O homem tomou o machado de silex, chamou seu filho, e fazendo-o ajoelhar fendeu-lhe o craneo de um só golpe.

—Essa caixa de osso que partiste, é como a casca lenhosa de certos fructos tropicaes de que te alimentas. Partida a casca, esses fructos revelam a polpa delicada, de extraordinario tecido e exquisito sabor.

—Guarda esse fructo, disse o deus.—E após, com imperio:

—Abre a cabeça de teu pai! ordenou-lhe. O homem encontrou na toca do grande baobab o velho orango que lhe dera o sêr, acocorado e tropego, roendo talos. Deu-lhe as boas noites, pediu-lhe a benção como de costume, e quando o orango lhe estendia a mão lanugenta, sentiu na fronte o gume do machado que lhe separava o craneo em duas metades.

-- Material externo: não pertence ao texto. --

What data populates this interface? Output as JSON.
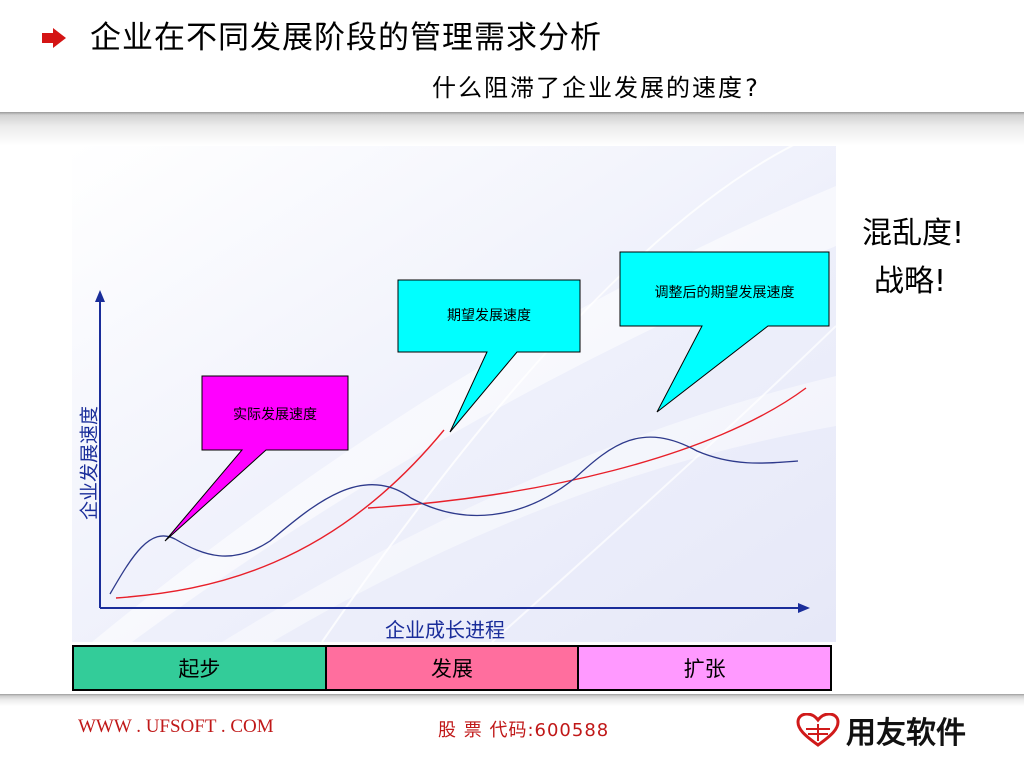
{
  "header": {
    "title": "企业在不同发展阶段的管理需求分析",
    "subtitle": "什么阻滞了企业发展的速度?"
  },
  "diagram": {
    "y_axis_label": "企业发展速度",
    "x_axis_label": "企业成长进程",
    "callouts": {
      "actual": "实际发展速度",
      "expected": "期望发展速度",
      "adjusted": "调整后的期望发展速度"
    },
    "callout_colors": {
      "actual": "#ff00ff",
      "expected": "#00ffff",
      "adjusted": "#00ffff"
    },
    "curve_colors": {
      "actual": "#2e3a8c",
      "expected": "#e8202a"
    },
    "stages": [
      {
        "label": "起步",
        "color": "#33cc99"
      },
      {
        "label": "发展",
        "color": "#ff6e9e"
      },
      {
        "label": "扩张",
        "color": "#ff99ff"
      }
    ]
  },
  "side_notes": [
    "混乱度!",
    "战略!"
  ],
  "footer": {
    "website": "WWW . UFSOFT . COM",
    "stock_code": "股 票 代码:600588",
    "logo_text": "用友软件"
  }
}
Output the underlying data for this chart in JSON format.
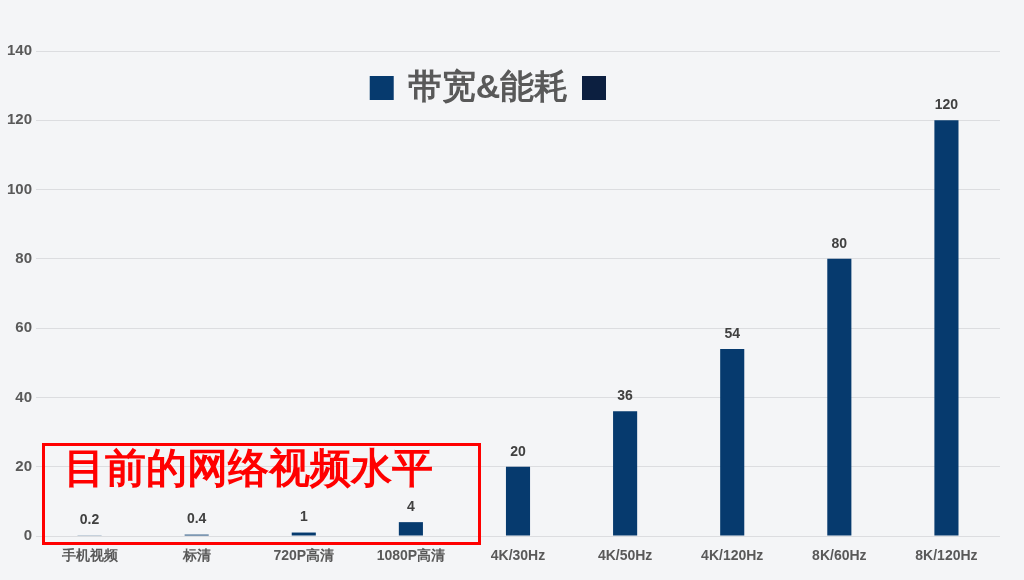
{
  "chart_data": {
    "type": "bar",
    "categories": [
      "手机视频",
      "标清",
      "720P高清",
      "1080P高清",
      "4K/30Hz",
      "4K/50Hz",
      "4K/120Hz",
      "8K/60Hz",
      "8K/120Hz"
    ],
    "series": [
      {
        "name": "带宽&能耗",
        "color": "#063a6e",
        "values": [
          0.2,
          0.4,
          1,
          4,
          20,
          36,
          54,
          80,
          120
        ]
      }
    ],
    "ylim": [
      0,
      140
    ],
    "yticks": [
      0,
      20,
      40,
      60,
      80,
      100,
      120,
      140
    ],
    "grid": "y",
    "legend": "top",
    "data_labels": true,
    "annotations": [
      "目前的网络视频水平"
    ]
  }
}
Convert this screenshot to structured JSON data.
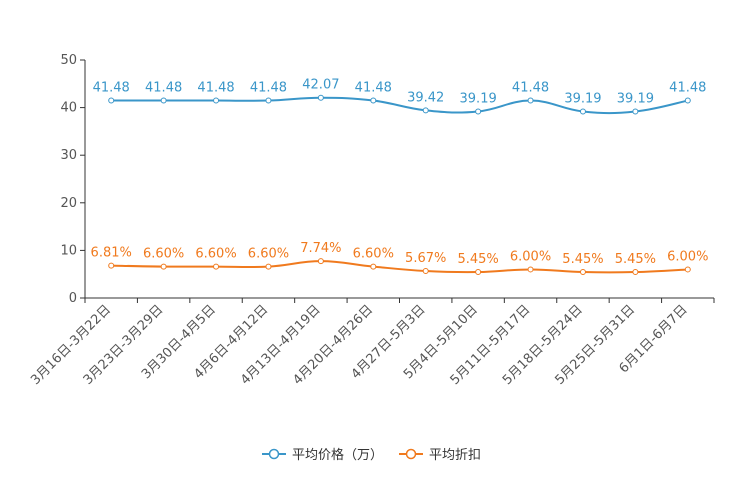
{
  "chart_data": {
    "type": "line",
    "categories": [
      "3月16日-3月22日",
      "3月23日-3月29日",
      "3月30日-4月5日",
      "4月6日-4月12日",
      "4月13日-4月19日",
      "4月20日-4月26日",
      "4月27日-5月3日",
      "5月4日-5月10日",
      "5月11日-5月17日",
      "5月18日-5月24日",
      "5月25日-5月31日",
      "6月1日-6月7日"
    ],
    "ylim": [
      0,
      50
    ],
    "yticks": [
      0,
      10,
      20,
      30,
      40,
      50
    ],
    "series": [
      {
        "name": "平均价格（万）",
        "color": "#3a96c9",
        "values": [
          41.48,
          41.48,
          41.48,
          41.48,
          42.07,
          41.48,
          39.42,
          39.19,
          41.48,
          39.19,
          39.19,
          41.48
        ],
        "labels": [
          "41.48",
          "41.48",
          "41.48",
          "41.48",
          "42.07",
          "41.48",
          "39.42",
          "39.19",
          "41.48",
          "39.19",
          "39.19",
          "41.48"
        ]
      },
      {
        "name": "平均折扣",
        "color": "#f07a1e",
        "values": [
          6.81,
          6.6,
          6.6,
          6.6,
          7.74,
          6.6,
          5.67,
          5.45,
          6.0,
          5.45,
          5.45,
          6.0
        ],
        "labels": [
          "6.81%",
          "6.60%",
          "6.60%",
          "6.60%",
          "7.74%",
          "6.60%",
          "5.67%",
          "5.45%",
          "6.00%",
          "5.45%",
          "5.45%",
          "6.00%"
        ]
      }
    ],
    "legend_position": "bottom-center"
  }
}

—Extrahe-lhe o fructo, tornou o deus, e o homem obedeceu.

—Bem, disse o outro.

E apontando cada um dos cerebros desnudados:

—Este é o cerebro de teu filho, este o de teu pai. Vês que é maior o do pequeno que o do velho, não vês? Agora segue com a tua unha estes arabescos mysteriosos que sulcam a polpa arrancada ao pequeno. Elles desenham o quer que seja de legenda em hieroglyphicos: é a buena-dicha da especie humana. São as circumvoluções, que mal se esboçam no cerebro do orango e que os teus levarão mais e mais profunda e profusamente impressas. Até teu pai o cerebro era alguma coisa tosca como o granito; de ti por diante elle lapida-se, depura-se e modifica-se—é a pedra preciosa, caustica na sombra e tenebrosa na luz, dotada de fulgor proprio e propensa a illuminar ao longe os tenebrosos recessos dos instinctos que herdaste e tens de transmittir suavisados e aptos á utilidade, pela cultura a que tu mesmo os forçarás. Corta-os ambos em pedaços e examina-os bem. São da mesma materia, teem identica fórma e parecem do mesmo valor. Mas um é o ferro bruto que o mineiro distilla do filão recondito, o outro é o ferro dotado de propriedades magneticas. Pódes chamar áquelle, carvão negro e torvo, se tiveres olhado n’este o diamante lapidado, que scintilla pelos engastes das tuas orbitas como se ardesse vívido na corôa de um rei.

—Comprehendo! disse o homem pensativo.